Kemp points out that “shock and spectacle” continue to be part of demonstrations, as seen in recent environmental and equality protests in the U.K. and elsewhere across the globe.
Activists from Just Stop Oil threw tomato soup at Van Gogh’s glass-protected “Sunflowers” painting at the National Gallery in London in 2022, while those from like-minded group Extinction Rebellion have been known to glue themselves to transport infrastructure and lock themselves onto buildings in a bid to draw attention to the climate crisis.
Anti-protest laws were brought in by Britain’s former Conservative Party government to help police tackle such disruptive tactics.
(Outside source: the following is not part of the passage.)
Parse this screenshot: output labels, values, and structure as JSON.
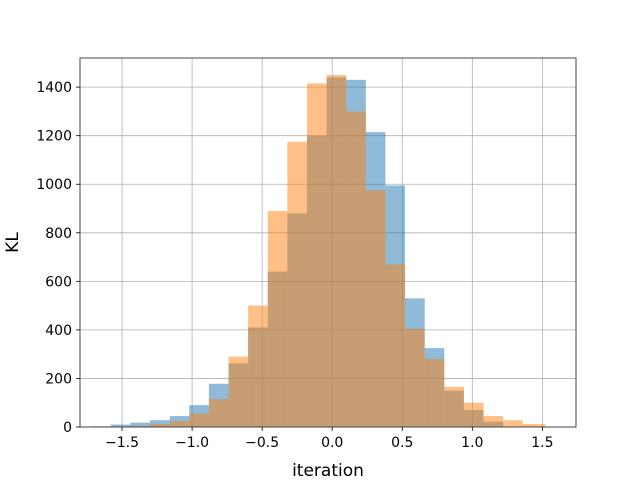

New criminal offenses were introduced to cover activities such as obstructing major transport works and “locking on.”
The study by Waterman and Kemp will look to uncover how protest methods have changed over time and how they continue to adapt to attempts by the law to curb certain demonstration activities.
“What we want to do is facilitate respectful debate about all of this,” adds Waterman, “rather than just a gut reaction that says, ‘Protest is reactionary.’
“It is about actually getting into the details and describing what happened, what kind of materials were used and to think carefully and critically about where some of those lines are — between ethical and unethical, legal and not legal, effective and ineffective.
“It is about bringing that kind of academic consideration to these debates, which can otherwise be really heated and knee-jerk in its reaction.”